# Cn anyone explain NADAC to me?



## Laurelin (Nov 2, 2006)

I want Summer to jump 4". What is the difference with skilled and proficient? 

Is her division veteran? Or is that indicating a veteran handler? 

So confused. 

Here's what I'm looking at:

PLEASE INDICATE THE JUMP HEIGHT YOU ACTUALLY WANT YOUR DOG TO JUMP
Proficient Standard Division jump: 8 12 16 20 20+ PROFICIENT
*Proficient Vet*/JH/VH jump: 4 8 12 16 16 PROFICIENT
Skilled Standard Division jump: 4 8 12 16 (no 20 inch option) SKILLED
*Skilled Vet*/JH/VH jump: 4 4 8 12 SKILLED

^^^ Which am I? She's 9.5 inches and 10. 

Also this:

Please write in your:
Level = *Novice*, Open or Elite
Division = Standard, *Veteran/Jr. Handler (only applies to classes with jumps)* or Veteran Handler
Class Level Division Fri. Sat. Sun. Total Runs
Regular 1 1 1

^^^ is that correct?


----------



## So Cavalier (Jul 23, 2010)

A veteran dog is 7 years or older and you would jump the next lowest jump height. So if her measured jump height is 8 inches, then as a Vet (Proficient), she would jump 4". "Skilled" level automatically lowers the jump height one level no matter the age of the dog.
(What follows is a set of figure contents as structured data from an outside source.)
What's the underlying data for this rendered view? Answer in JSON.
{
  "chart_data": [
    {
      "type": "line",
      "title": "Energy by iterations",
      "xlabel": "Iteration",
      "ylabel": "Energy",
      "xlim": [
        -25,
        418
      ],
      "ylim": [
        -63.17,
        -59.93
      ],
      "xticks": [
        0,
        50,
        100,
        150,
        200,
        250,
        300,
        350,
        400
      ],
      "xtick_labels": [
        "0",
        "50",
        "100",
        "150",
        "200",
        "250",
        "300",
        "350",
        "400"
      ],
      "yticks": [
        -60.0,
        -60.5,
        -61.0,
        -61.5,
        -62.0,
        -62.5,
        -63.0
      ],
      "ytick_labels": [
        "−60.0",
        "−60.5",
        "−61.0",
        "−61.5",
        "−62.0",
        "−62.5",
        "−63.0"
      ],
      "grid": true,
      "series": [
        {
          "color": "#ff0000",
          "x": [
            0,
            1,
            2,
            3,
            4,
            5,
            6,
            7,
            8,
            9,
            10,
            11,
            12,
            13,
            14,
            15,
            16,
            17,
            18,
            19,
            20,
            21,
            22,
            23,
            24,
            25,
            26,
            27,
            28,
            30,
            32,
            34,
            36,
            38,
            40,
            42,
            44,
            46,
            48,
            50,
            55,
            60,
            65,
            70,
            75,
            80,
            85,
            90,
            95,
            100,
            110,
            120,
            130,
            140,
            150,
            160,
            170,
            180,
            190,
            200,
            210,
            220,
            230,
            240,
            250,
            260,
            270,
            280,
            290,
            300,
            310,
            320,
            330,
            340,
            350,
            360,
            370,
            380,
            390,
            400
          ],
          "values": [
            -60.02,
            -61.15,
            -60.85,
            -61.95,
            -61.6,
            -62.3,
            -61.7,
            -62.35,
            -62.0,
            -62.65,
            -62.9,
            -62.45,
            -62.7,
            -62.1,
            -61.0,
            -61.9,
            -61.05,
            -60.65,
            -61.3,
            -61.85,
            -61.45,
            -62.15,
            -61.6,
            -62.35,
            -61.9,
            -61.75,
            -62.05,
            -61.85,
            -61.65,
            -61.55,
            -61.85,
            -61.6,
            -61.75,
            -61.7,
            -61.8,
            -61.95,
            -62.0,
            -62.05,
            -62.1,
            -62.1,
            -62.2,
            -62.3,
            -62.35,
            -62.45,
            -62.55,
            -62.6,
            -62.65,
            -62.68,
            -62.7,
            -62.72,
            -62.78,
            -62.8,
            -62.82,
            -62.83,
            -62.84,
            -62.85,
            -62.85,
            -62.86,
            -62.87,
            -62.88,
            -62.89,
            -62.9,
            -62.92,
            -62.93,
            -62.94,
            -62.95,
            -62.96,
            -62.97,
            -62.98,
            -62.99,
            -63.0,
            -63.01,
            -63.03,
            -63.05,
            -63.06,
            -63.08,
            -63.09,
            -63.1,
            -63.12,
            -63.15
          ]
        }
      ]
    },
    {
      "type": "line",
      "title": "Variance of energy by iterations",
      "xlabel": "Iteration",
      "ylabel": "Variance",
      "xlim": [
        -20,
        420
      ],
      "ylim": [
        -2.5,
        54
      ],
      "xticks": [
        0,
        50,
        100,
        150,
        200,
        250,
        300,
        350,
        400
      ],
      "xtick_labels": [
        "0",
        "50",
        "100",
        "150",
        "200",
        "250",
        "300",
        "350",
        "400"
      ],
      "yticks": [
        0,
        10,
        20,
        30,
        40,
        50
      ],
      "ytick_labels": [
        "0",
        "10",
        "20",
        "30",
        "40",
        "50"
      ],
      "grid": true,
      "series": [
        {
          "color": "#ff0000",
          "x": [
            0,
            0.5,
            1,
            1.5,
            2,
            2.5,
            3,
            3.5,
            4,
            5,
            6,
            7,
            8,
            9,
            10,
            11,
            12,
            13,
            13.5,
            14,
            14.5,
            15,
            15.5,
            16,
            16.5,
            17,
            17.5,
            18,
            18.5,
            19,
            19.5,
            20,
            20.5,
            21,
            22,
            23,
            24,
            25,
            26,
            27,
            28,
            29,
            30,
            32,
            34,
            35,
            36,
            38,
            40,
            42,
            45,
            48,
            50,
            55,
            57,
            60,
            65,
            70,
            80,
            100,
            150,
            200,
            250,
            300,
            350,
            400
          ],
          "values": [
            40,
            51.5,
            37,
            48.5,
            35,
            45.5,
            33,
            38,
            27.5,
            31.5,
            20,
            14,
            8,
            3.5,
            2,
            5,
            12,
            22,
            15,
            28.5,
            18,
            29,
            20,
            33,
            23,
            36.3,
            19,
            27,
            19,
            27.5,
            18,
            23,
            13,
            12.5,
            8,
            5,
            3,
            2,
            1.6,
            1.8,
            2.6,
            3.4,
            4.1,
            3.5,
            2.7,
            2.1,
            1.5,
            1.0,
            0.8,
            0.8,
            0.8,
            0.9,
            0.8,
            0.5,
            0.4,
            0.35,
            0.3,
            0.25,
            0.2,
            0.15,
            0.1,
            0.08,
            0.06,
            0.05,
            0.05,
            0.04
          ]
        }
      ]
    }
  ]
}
A Veteran Handler is a handler who is 60+ years and you get extra time added to your standard course time for some classes. What you have bolded looks right to me. I haven't run NADAC in a year or so. But if you have any questions, you can email the trial secretary just to make sure you filled out the form correctly. I am guessing you are under 60 years of age.

It can get confusing because in one place you mark the dog's "measured" jump height and in another you mark the height that you will actually be jumping.


----------



## Kyllobernese (Feb 5, 2008)

I have looked at the NADAC website as I thought it interesting that they give us "veteran handlers" some extra time. Unfortunately there is only one area that has that type of trials and it is on Vancouver Island so an expensive ferry trip to get there and have a place to stay as could not afford the Ferry cost to take an RV.


----------



## Laurelin (Nov 2, 2006)

She should measure at around 9.5" inches and so that would place her regular jump height at 8" right? I guess it doesn't matter if she runs skilled or proficient since either way she'd be in the lowest height possible, which is 4". What is the benefit to us to run vet vs skilled? She is 10 years old.



> It can get confusing because in one place you mark the dog's "measured" jump height and in another you mark the height that you will actually be jumping.


Where do I mark which?


----------



## So Cavalier (Jul 23, 2010)

Can you link to the premium? NADAC premiums are not always "standard". You can send it as a PM if you want. Has she ever been officially measured in any venue?


----------



## Laurelin (Nov 2, 2006)

Yeah she's been measured in USDAA. 9.5 inches for all three there. I can't find the premium online.... I got it emailed to me by my trainer. Their website is out of date by almost a year.


----------



## So Cavalier (Jul 23, 2010)

Since they are asking for the actual height you want your dog to jump, I would circle 4 ". They can make you jump higher based on how she measures, but you can't jump lower than what you circle. Sounds to me like she is definitely an 8" dog who would run as a 4 " vet. There isn't much difference between skilled and proficient in your case except for being able to Q in regular with a 5 fault run in skilled.


----------